CloudGuard Dome9 Dynamic Access Leases
CloudGuard Dome9 offers comprehensive network security that goes beyond monitoring and assessment to offer active protection to enforce wanted policies and access control. CloudGuard Dome9’s Dynamic Access Leases was able to provide Omnyway’s DevOps team with time-limited, on-demand access to services and ports, that once the lease had expired, would close the port by default. This feature removed the need for using a bastion host and helped reduce the potential attack surface while still allowing legitimate users to get the access they need with the click of a button. According to Robert Berger, CTO & SVP Engineering, “Dynamic Access Leases provides me with a feeling of comfort with only a single person’s IP address able to gain access for a specific amount of time. Being a PCI certified platform requires a separation of duties, traditionally with a big wall between Dev and Ops. CloudGuard Dome9 provides self-service, fine grained access control to both groups, without isolating the teams. For access to services that are more critical, my security team can control access. The amount of noise we were experiencing with our SIEM has also diminished. Our CloudTrail events are now only triggered when someone is logging on. Dynamic Access Leases has been a key component in providing Omnyway with agile DevOps and a huge benefit in advancing our platform.
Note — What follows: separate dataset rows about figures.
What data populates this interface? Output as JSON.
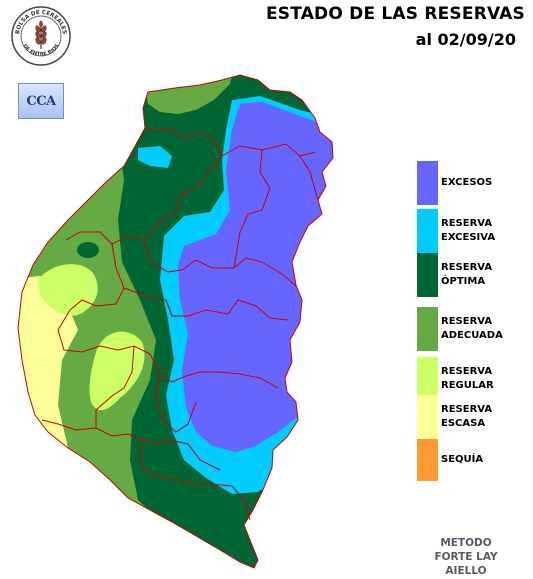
{
  "header": {
    "title": "ESTADO DE LAS RESERVAS",
    "date": "al 02/09/20"
  },
  "logos": {
    "bolsa_seal_text_top": "BOLSA DE CEREALES",
    "bolsa_seal_text_bottom": "DE ENTRE RIOS",
    "cca_badge": "CCA"
  },
  "legend": {
    "items": [
      {
        "label": "EXCESOS",
        "color": "#6666ff"
      },
      {
        "label": "RESERVA\nEXCESIVA",
        "color": "#00ccff"
      },
      {
        "label": "RESERVA\nÓPTIMA",
        "color": "#006633"
      },
      {
        "label": "RESERVA\nADECUADA",
        "color": "#66aa44"
      },
      {
        "label": "RESERVA\nREGULAR",
        "color": "#ccff66"
      },
      {
        "label": "RESERVA\nESCASA",
        "color": "#ffff99"
      },
      {
        "label": "SEQUÍA",
        "color": "#ff9933"
      }
    ]
  },
  "footer": {
    "method": "METODO\nFORTE LAY\nAIELLO"
  }
}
Enforcement of Continuous Compliance and Security Best Practices
Omnyway is committed to building the most secure mobile platform for its retail customers that it possibly can. With PCI certification, they must meet specific guidelines in securing their environment. Omnyway has gone beyond what is required and was interested in finding a solution that could not only automate scanning of its environment and generating continuous compliance reporting, but also provide security best practices to suggest ways to heighten security policies to ensure a robust security posture.
CloudGuard Dome9 Compliance Engine
The CloudGuard Dome9 Compliance Engine provided Omnyway with a way to bolster security across their AWS environment. Within the Compliance Engine are several compliance and best practices test bundles that once selected, can be automated and set to run checks at desired times across AWS accounts. The test points to assets that have passed or failed and identifies policy issues that need to be addressed to enhance security best practices. These reports are able to point to the status of new assets when added which has been of great value to Omnyway.
Omnyway is currently looking to expand its channel and is in development of its customer facing service. With the continued growth of their business, they may need to expand into a multicloud environment. Continuing to scale in the cloud with a secure, serverless architecture will continue to be their primary objective. Omnyway will continue to use CloudGuard Dome9’s comprehensive security and compliance automation solutions for their future multi-cloud needs.